Cette ouverture accompagne également l’agrandissement du musée. Le deuxième étage du Centre Yigal Allon est désormais consacré à l’archéologie et s’intitule « Quand la Galilée était au centre ». Située à proximité de l’exposition existante « Sur les traces du Sanhédrin », « Les secrets de Huqoq » replace le village dans le contexte plus large de l’histoire de la Galilée, centre majeur de la vie communautaire et du savoir juifs durant la période romano-byzantine, époque à laquelle la Mishna et le Talmud de Jérusalem furent compilés dans cette même région.
Le président du KKL-JNF, Eyal Ostrinsky, a inscrit l’exposition dans la mission plus large de l’organisation. « L’exposition “Les secrets de Huqoq” est une invitation à un voyage fascinant au cœur de l’un des sites archéologiques les plus impressionnants jamais découverts en Israël », a déclaré M. Ostrinsky. « La préservation du patrimoine et son accessibilité au public font partie intégrante de la mission du KKL-JNF, qui vise à tisser des liens entre les individus, leur territoire et leur histoire. »
Le directeur général de l’Autorité des antiquités d’Israël, Eli Escusido, a qualifié Huqoq d’un des sites les plus importants mis au jour en Galilée ces dernières années et a rappelé qu’il faisait toujours l’objet d’études approfondies. « Ce site illustre parfaitement le rôle de l’Autorité des antiquités d’Israël : non seulement faire des découvertes, mais aussi rendre le passé accessible et significatif pour tous », a déclaré M. Escusido.

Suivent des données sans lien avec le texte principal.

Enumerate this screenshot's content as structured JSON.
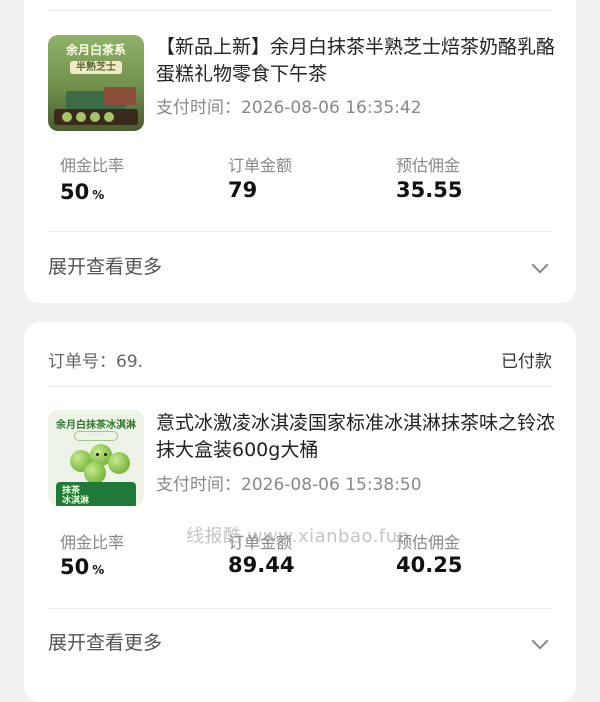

Le ministre israélien du Patrimoine, le rabbin Amichai Eliyahu, a directement lié cette découverte à la continuité de la présence juive en Terre d’Israël. « Les spectaculaires vestiges et mosaïques de Huqoq témoignent de l’existence d’une communauté juive qui vivait ici, en Galilée, il y a environ 1 600 ans. Dans leur synagogue, les membres de cette communauté lisaient, racontaient et enseignaient les récits bibliques, magnifiquement illustrés par les images qui les entouraient. Ils nous ont ainsi légué un témoignage profond de l’identité, de la foi et des racines juives en Terre d’Israël », a déclaré Eliyahu. « L’exposition “Les secrets de Huqoq” permet au public de renouer avec cette continuité historique, qui relie cet ancien village de Galilée à l’État d’Israël d’aujourd’hui. »
Le Dr James Fraser, directeur Dorot de l’Institut WF Albright de recherche archéologique, dont l’institut est l’un des partenaires de l’exposition, a souligné le rôle essentiel des États-Unis dans la réalisation du projet. « Cette aide précieuse témoigne de la coopération internationale en matière de recherche, de préservation et d’accessibilité du patrimoine culturel, à un moment symbolique où les États-Unis célèbrent le 250e anniversaire de leur indépendance », a déclaré M. Fraser, faisant référence au soutien de l’ambassade des États-Unis en Israël et du département d’État américain.
La Bible mentionne Huqoq comme une ville frontalière de Nephtali il y a environ 3 200 ans. Les mosaïques qui ornent le sol de sa synagogue remontent à environ 1 600 ans. Les pièces de monnaie et les armes dissimulées dans ses tunnels d’évacuation témoignent d’une communauté qui a lutté pour survivre. Aujourd’hui, sur les rives du lac de Tibériade, les trois chapitres de cette histoire sont exposés au public dans une seule et même salle.
L’exposition « Les secrets de Huqoq » est ouverte du dimanche au jeudi, de 8 h à 16 h, au musée du Centre Yigal Allon**, au** kibboutz Ginosar.